By Cat Hellisen
Available now from Henry Holt & Co. (Macmillan)
I was instantly drawn to BEASTKEEPER by the beautiful cover. The stark silhouettes were foreboding, but the peachy glow invited me in. This short modern fable is a multi-generational "Beauty and the Beast" that explores the consequences of the revenge and just how difficult it is to achieve unconditional love.
The beginning of the story starts when Sarah's mom leaves. Her mom has never liked the winter, and leaves her husband and daughter when the winter catches up with her for the last time. Her father sinks into depression, leaving Sarah to explore the tiny patch of "woods" by their house and meet a strange boy. When he realizes he can no longer parent Sarah himself, he takes her to live with her grandmother, deep in an actual, wild wood.

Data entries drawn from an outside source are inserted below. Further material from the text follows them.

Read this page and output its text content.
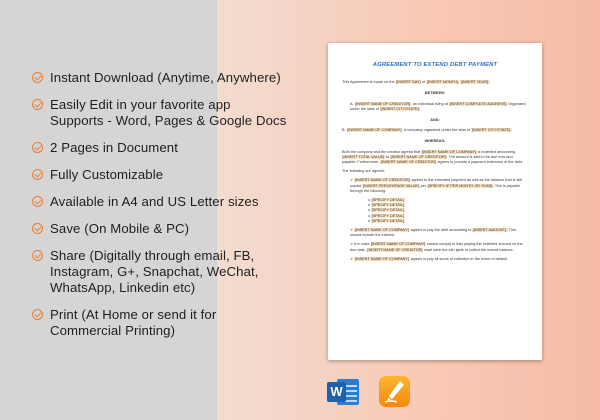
Instant Download (Anytime, Anywhere)
Easily Edit in your favorite app
Supports - Word, Pages & Google Docs
2 Pages in Document
Fully Customizable
Available in A4 and US Letter sizes
Save (On Mobile & PC)
Share (Digitally through email, FB,
Instagram, G+, Snapchat, WeChat,
WhatsApp, Linkedin etc)
Print (At Home or send it for
Commercial Printing)
AGREEMENT TO EXTEND DEBT PAYMENT
This Agreement is made on the [INSERT DAY] of [INSERT MONTH], [INSERT YEAR].
BETWEEN:
A. [INSERT NAME OF CREDITOR], an individual living at [INSERT COMPLETE ADDRESS] Organized under the laws of [INSERT CITY/STATE].
AND:
B. [INSERT NAME OF COMPANY], a company organized under the laws of [INSERT CITY/STATE].
WHEREAS:
Both the company and the creditor agreed that [INSERT NAME OF COMPANY] is indebted amounting [INSERT TOTAL VALUE] to [INSERT NAME OF CREDITOR]. The amount is said to be due now and payable. Furthermore, [INSERT NAME OF CREDITOR] agrees to provide a payment extension of the debt.
The following are agreed:
➢ [INSERT NAME OF CREDITOR] agrees to the extended payment as well as the balance that is still unpaid [INSERT PERCENTAGE VALUE] per [SPECIFY IF PER MONTH OR YEAR]. This is payable through the following:
o [SPECIFY DETAIL]
o [SPECIFY DETAIL]
o [SPECIFY DETAIL]
o [SPECIFY DETAIL]
o [SPECIFY DETAIL]
➢ [INSERT NAME OF COMPANY] agrees to pay the debt amounting to [INSERT AMOUNT]. This should include the interest.
➢ If in case [INSERT NAME OF COMPANY] cannot comply in fully paying the indebted amount on the due date, [INSERT NAME OF CREDITOR] shall have the full rights to collect the overall balance.
➢ [INSERT NAME OF COMPANY] agrees to pay all sums of collection in the event of default.
W
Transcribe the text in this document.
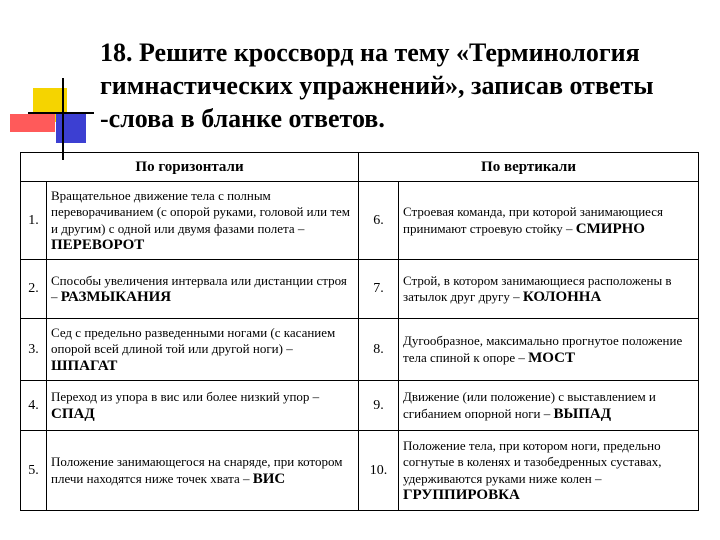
18. Решите кроссворд на тему «Терминология гимнастических упражнений», записав ответы -слова в бланке ответов.
По горизонтали		По вертикали	
1.	Вращательное движение тела с полным переворачиванием (с опорой руками, головой или тем и другим) с одной или двумя фазами полета – ПЕРЕВОРОТ	6.	Строевая команда, при которой занимающиеся принимают строевую стойку – СМИРНО
2.	Способы увеличения интервала или дистанции строя – РАЗМЫКАНИЯ	7.	Строй, в котором занимающиеся расположены в затылок друг другу – КОЛОННА
3.	Сед с предельно разведенными ногами (с касанием опорой всей длиной той или другой ноги) – ШПАГАТ	8.	Дугообразное, максимально прогнутое положение тела спиной к опоре – МОСТ
4.	Переход из упора в вис или более низкий упор – СПАД	9.	Движение (или положение) с выставлением и сгибанием опорной ноги – ВЫПАД
5.	Положение занимающегося на снаряде, при котором плечи находятся ниже точек хвата – ВИС	10.	Положение тела, при котором ноги, предельно согнутые в коленях и тазобедренных суставах, удерживаются руками ниже колен – ГРУППИРОВКА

I loved Sarah's optimism, the sort of faith that only a younger child has that they can make things right if they cross their t's, dot their i's, and just try hard enough. She also has a young, happy child's ease of bestowing trust, even though lately her life has gone quite awry. And I loved that it wasn't enough. Decades of hatred are not undone simply, nor painlessly.
Everything in BEASTKEEPER ties together rather neatly, each layer of the story unfolding to explain how disparate things slot together in unexpected ways. It's a tightly structured novel, which helps it get away with the fairytale logic that fuels the plot. Cat Hellisen's writing is lush but not purple, perfect for a harsh fairytale atmosphere.
It did not take me long to devour BEASTKEEPER; this is a true bite-sized delight for the adult reader. It's the perfect length for the middle grade audience, particularly those who are looking for another darker book to read after finishing CORALINE.